The FBI asked three experts to lead this review: Edwin “Ed” Meese III, former United States attorney general; Timothy J. Roemer, former congressman and ambassador; and Bruce Hoffman, Georgetown University professor and noted author on terrorism. Over the past 14 months, the Commission visited numerous FBI offices, here and abroad, and—with the full cooperation of the FBI—received more than 60 briefings from FBI personnel in the course of their work.
from page 118
(U) In conclusion, the FBI has made strides in the past decade but needs to accelerate its implementation of reforms to complete its transformation into a threat-based, intelligence-driven organization. The increasingly complex and dangerous threat environment it faces will require no less.
The Review Commission believes that the FBI’s vision of the future should be one in which criminal investigation, counterintelligence, intelligence collection and analysis, and S&T applications are seen as complementary core competencies of a global intelligence and investigative agency.
(U) The Bureau must work toward a culture that integrates its best efforts into both criminal and national security missions; where its highly skilled people intersect synergistically in mission support; but where its core competencies still are nurtured by distinct professional disciplines requiring their own investment strategies, specialized training, and discipline-managed career services.
(U) The FBI will fulfill its domestic intelligence role when its analysts and collectors, like its special agents, are grounded in criminal investigation; have ready access to state-of-the-art technology; continuously exploit the systems, tools, and relationships of the national intelligence agencies; and both cultivate and benefit from robust CONUS and OCONUS collaborative relationships that widen the Bureau’s access to investigative leads and reportable intelligence.

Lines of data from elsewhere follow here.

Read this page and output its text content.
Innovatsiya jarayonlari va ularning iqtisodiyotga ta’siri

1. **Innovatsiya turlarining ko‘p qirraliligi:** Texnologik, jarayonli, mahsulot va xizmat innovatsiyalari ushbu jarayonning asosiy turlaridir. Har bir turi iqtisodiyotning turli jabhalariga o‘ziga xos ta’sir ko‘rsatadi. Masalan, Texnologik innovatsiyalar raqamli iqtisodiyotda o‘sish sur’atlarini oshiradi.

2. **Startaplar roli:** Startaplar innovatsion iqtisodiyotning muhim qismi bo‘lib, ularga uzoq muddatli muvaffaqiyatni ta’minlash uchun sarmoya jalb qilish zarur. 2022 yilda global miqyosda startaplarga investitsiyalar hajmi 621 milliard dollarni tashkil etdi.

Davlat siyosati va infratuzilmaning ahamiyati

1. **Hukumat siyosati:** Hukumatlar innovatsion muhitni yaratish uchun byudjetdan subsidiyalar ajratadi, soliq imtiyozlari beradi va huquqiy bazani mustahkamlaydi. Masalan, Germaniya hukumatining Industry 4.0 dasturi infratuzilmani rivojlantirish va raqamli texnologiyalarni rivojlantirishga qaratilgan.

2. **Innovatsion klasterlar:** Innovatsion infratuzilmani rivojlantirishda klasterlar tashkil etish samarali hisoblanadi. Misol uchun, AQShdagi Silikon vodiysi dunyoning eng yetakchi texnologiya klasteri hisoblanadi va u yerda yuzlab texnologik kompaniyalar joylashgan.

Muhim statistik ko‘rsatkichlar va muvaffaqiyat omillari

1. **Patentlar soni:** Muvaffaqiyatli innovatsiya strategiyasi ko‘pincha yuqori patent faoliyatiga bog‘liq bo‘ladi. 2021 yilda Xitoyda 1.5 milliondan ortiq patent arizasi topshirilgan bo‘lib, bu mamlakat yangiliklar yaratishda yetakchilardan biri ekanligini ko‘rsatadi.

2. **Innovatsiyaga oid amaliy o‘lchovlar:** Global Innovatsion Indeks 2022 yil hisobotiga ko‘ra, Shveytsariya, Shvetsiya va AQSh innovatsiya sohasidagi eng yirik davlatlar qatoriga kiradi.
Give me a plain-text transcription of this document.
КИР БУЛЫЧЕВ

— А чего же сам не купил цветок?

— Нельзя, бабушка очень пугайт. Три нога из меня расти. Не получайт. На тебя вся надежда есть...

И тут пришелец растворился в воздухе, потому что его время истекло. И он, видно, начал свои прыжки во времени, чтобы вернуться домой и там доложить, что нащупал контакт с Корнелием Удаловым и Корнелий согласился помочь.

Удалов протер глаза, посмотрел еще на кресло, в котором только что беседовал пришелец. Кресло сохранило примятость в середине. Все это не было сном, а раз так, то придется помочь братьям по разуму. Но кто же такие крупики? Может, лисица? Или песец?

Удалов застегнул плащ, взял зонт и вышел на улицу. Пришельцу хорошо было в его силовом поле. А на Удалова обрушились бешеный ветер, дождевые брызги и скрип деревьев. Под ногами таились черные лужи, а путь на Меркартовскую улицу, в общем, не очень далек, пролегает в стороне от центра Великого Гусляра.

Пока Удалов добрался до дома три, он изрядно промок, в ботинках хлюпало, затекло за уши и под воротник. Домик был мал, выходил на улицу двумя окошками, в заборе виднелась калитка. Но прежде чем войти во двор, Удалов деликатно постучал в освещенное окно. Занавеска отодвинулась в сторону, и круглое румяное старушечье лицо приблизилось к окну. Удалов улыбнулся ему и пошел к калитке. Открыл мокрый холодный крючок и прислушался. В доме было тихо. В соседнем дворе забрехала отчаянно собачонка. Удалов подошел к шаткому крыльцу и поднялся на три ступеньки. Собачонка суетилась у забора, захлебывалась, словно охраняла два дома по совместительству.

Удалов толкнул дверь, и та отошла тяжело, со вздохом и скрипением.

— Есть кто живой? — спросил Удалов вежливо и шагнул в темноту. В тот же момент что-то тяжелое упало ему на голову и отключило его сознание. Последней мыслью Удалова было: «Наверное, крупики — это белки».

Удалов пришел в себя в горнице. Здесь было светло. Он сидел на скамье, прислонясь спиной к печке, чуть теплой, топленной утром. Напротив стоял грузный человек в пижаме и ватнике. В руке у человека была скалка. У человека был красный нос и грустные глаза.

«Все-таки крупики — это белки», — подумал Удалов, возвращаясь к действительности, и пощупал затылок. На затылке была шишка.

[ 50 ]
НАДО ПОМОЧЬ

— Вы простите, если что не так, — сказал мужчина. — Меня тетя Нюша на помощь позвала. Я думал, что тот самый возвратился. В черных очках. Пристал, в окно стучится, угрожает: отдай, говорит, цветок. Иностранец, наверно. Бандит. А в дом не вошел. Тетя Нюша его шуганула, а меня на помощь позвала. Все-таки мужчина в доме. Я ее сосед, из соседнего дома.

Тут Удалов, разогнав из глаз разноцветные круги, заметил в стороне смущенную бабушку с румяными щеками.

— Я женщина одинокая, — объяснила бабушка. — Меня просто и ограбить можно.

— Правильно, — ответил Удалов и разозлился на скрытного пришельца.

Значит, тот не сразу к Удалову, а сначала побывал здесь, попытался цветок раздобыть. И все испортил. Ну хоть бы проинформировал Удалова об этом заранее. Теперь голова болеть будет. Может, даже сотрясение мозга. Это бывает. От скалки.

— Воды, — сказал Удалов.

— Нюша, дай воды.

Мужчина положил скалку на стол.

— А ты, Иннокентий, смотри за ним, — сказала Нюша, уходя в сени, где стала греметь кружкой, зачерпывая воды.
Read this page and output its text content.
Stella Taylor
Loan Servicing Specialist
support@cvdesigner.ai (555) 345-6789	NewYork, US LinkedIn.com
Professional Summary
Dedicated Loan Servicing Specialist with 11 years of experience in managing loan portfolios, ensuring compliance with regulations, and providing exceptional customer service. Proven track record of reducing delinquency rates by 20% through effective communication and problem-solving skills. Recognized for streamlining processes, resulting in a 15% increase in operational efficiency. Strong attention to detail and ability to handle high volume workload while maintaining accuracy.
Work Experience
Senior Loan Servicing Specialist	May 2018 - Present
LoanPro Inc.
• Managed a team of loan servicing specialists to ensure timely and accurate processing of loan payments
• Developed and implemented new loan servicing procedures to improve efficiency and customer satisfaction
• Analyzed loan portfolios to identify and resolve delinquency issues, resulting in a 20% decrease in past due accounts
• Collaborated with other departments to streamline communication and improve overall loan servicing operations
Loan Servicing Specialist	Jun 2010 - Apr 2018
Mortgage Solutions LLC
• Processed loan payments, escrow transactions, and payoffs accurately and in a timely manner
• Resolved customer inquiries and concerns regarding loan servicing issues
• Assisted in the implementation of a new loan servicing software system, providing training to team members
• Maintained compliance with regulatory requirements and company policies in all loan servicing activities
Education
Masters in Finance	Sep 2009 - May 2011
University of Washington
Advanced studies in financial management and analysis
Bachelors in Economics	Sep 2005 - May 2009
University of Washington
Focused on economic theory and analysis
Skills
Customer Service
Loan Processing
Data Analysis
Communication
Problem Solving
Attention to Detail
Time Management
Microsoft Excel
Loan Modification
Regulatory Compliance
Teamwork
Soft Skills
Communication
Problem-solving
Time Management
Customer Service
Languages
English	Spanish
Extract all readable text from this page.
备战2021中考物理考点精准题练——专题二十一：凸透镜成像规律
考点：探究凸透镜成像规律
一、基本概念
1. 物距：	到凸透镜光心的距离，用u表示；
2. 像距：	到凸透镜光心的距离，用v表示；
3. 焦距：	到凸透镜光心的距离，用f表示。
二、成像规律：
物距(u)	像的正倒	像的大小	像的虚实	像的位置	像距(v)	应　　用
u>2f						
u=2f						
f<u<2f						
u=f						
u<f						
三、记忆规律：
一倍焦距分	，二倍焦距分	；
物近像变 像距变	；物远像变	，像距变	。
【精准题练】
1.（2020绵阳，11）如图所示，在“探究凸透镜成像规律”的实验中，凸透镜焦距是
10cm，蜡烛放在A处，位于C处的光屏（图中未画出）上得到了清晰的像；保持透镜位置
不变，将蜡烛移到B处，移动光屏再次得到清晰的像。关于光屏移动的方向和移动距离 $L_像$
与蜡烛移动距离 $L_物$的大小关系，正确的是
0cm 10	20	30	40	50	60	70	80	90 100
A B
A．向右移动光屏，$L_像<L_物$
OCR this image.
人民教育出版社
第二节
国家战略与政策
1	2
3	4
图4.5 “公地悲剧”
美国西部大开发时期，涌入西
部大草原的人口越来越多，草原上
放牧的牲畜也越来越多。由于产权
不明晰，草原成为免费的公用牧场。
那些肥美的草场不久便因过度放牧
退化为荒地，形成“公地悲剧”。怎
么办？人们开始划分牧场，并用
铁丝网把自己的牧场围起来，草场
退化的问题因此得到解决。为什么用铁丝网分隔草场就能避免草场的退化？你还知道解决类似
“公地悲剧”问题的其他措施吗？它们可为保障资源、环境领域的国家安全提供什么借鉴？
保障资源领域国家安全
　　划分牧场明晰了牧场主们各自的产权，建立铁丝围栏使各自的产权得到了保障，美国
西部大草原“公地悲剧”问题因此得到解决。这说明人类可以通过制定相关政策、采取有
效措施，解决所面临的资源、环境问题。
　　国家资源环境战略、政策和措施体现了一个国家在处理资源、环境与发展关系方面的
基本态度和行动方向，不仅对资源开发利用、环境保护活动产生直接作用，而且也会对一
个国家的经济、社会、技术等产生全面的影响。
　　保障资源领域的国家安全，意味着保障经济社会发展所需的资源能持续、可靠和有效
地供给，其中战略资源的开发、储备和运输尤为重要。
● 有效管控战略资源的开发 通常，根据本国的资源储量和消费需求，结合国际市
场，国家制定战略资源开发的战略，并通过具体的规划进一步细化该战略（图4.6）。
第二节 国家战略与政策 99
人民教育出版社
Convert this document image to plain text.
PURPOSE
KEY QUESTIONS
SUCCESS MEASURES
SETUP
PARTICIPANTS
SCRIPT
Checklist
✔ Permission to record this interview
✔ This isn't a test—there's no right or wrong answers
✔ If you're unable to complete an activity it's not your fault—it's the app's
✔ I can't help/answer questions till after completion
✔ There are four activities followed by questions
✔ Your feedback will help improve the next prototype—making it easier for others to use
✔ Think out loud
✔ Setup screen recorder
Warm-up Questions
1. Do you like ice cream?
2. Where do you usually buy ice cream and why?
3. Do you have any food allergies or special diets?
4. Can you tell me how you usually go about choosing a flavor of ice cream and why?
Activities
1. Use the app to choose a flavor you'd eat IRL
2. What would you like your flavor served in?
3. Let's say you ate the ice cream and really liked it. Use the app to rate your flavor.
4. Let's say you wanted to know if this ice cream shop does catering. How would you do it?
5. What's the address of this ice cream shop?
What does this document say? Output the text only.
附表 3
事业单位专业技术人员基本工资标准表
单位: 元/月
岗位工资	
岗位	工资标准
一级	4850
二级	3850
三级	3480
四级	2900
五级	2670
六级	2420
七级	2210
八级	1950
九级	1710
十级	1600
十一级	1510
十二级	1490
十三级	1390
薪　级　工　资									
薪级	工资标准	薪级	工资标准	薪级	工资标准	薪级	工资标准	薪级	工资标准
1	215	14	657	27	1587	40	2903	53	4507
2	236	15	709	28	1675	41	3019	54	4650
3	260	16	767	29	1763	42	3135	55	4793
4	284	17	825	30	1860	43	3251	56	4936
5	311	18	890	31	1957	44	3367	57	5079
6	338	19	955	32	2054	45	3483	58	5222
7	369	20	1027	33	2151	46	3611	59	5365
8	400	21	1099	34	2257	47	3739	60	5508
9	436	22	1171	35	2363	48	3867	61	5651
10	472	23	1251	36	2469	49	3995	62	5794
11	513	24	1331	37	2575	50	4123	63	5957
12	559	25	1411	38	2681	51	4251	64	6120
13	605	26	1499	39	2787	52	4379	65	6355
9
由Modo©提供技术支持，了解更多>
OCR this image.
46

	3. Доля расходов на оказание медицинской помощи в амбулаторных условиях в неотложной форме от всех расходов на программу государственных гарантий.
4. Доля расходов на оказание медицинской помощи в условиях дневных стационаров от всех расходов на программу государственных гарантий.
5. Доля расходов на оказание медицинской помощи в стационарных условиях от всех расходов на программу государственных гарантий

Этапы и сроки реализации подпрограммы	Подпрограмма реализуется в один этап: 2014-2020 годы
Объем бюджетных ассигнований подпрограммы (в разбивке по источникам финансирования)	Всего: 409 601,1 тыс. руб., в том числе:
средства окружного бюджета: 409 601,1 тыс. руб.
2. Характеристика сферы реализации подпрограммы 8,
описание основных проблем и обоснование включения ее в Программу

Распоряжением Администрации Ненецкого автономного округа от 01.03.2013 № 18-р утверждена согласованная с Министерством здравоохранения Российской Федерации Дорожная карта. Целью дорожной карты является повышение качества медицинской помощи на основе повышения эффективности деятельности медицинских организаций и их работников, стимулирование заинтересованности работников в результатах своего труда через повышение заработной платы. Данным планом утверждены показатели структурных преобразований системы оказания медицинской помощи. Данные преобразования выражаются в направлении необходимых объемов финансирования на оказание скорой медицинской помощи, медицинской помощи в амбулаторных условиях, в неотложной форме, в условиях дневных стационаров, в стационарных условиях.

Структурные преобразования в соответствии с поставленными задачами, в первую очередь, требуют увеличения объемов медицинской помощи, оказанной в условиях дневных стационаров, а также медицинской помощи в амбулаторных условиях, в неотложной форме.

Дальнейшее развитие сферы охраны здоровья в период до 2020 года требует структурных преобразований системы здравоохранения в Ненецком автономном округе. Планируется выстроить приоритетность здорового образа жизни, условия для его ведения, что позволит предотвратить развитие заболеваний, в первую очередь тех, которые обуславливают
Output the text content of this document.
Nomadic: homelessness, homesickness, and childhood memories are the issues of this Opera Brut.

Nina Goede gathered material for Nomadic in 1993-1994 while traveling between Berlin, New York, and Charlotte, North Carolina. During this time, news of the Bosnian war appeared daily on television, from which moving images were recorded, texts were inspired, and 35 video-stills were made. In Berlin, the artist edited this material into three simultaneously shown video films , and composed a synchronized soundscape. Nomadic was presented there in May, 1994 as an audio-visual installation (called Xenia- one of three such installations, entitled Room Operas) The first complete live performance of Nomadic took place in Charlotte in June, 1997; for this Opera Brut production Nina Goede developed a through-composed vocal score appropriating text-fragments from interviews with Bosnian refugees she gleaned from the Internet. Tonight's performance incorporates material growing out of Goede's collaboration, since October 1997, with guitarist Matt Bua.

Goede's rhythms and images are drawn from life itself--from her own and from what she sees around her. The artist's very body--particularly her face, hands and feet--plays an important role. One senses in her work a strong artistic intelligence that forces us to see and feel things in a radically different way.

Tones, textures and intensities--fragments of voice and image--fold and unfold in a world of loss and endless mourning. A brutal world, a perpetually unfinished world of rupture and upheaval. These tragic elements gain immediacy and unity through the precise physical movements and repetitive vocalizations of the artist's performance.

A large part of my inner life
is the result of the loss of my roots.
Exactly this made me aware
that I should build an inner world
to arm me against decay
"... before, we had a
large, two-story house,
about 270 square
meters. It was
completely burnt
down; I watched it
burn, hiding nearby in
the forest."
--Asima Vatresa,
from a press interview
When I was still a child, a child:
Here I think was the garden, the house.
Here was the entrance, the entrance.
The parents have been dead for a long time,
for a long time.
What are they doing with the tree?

(U) Achieving these ambitious goals should not be a zero-sum game between intelligence and law enforcement. It should mean a continued FBI commitment to a growing criminal investigation mission, to a tighter and smoother integration of intelligence analysts and collectors into the USIC, to a more strategic approach to its growing international footprint, and to greater investment in closer collaborative relationships with US and foreign partners. Accomplishing all this will be hard in any case, but impossible without a firm commitment from FBI leadership and support from the DNI and Congress to accelerate reform.